§ MR. CHISHOLM ANSTEY
wished to ask the noble Lord at the head of the Government a question on the subject of the recent expulsion of certain Scottish clergymen from the Austrian territories, by order of Prince Schwarzenberg, and, as it was alleged, in contravention of the municipal laws of the Austrian empire, as well as of internal rights. He would not now recapitulate the facts to which his question referred; but he wished to draw the noble Lord's attention to its importance, relating, as it did, to the expulsion of certain Scottish clergymen from the Austrian territory, under circumstances of great cruelty and hardship. He wished to ask whether the statement of facts which he (Mr. Anstey) had made on a former occasion was correct, and also whether it was not true that under the laws of Hungary before the revolution, and under the Austrian constitution of 1848, ample liberty of conscience was secured to persons of the religious persuasion of these gentlemen? He wished 497 to ask, also, whether, applying the precedent of Mr.

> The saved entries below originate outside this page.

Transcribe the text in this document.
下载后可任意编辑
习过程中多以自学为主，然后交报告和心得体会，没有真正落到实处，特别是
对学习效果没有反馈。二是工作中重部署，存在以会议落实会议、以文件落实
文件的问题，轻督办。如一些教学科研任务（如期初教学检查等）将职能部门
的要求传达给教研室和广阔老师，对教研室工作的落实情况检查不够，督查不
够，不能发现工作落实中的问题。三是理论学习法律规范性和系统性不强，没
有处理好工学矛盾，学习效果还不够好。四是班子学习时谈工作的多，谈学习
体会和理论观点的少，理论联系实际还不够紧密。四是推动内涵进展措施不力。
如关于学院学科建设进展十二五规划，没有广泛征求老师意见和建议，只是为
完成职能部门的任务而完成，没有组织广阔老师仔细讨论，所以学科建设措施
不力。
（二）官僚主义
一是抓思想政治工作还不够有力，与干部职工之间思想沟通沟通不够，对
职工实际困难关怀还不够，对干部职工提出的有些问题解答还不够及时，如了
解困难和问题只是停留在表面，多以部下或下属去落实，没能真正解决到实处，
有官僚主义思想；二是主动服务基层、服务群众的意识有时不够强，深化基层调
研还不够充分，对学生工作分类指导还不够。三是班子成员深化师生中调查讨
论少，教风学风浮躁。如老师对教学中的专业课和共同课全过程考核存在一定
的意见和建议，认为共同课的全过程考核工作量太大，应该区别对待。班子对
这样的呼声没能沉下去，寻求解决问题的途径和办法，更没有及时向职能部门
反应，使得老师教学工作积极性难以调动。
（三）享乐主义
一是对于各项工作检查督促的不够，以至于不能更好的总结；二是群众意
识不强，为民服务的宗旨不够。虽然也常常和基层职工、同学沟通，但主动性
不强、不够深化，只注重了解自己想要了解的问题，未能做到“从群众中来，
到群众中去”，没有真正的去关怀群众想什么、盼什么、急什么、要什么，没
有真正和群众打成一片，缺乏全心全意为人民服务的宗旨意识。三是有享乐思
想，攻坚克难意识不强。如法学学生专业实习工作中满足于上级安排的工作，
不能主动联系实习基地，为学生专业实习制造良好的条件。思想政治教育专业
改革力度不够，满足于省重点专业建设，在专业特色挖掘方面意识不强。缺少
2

Finlay's claim upon the Greek Government to the present case, the noble Lord was prepared to say that, supposing the expulsion to have taken place merely because of the religious profession of those parties, or merely because it was thought expedient to gratify the wishes of a portion of the Roman Catholic Church in Austria, this was not a case demanding the most exact attention and scrutiny at the hands of Her Majesty's Government, and the most ample reparation at the hands of the Austrian Government?
§ LORD JOHN RUSSELL
replied, that there was so far truth in the statement of the hon. and learned Gentleman, that certain persons, ministers of the Scotch Free Church, who were residing in the Austrian territories, for the purpose of the conversion of the Jews to the Christian faith, had been expelled from those territories. Those persons stated that they had not attempted to make proselytes from the Roman Catholic to the Protestant faith, but that their sole endeavour was to promote Christianity among the Jewish population. They certainly seemed to have been persons who entirely separated themselves from any political associations or proceedings whatever. But when the hon. and learned Member asked him whether liberty of conscience was secured by the ancient laws of Hungary, and the constitution of 1848, he (Lord John Russell) could only state that it was well known that the ancient laws of Hungary were exceedingly favourable to religious freedom, and so, he believed, was the constitution of 1848: but these laws had at present no effect in Hungary, and the Austrian Government had thought proper to repeal the constitution. Her Majesty's Government had not at present information of the grounds upon which the steps that the question referred to had been taken; but upon representation made to Lord Granville, he had addressed a communication upon the subject to Her Majesty's Minister at Vienna. He (Lord John Russell) was not able to state whether the proceedings of the Austrian Government had been against the present municipal laws of the Austrian empire, or contrary to international rights; but undoubtedly, the case called for explanation, from the hardship of the sudden expulsion of innocent persons, and their considerable loss of property in consequence of that expulsion.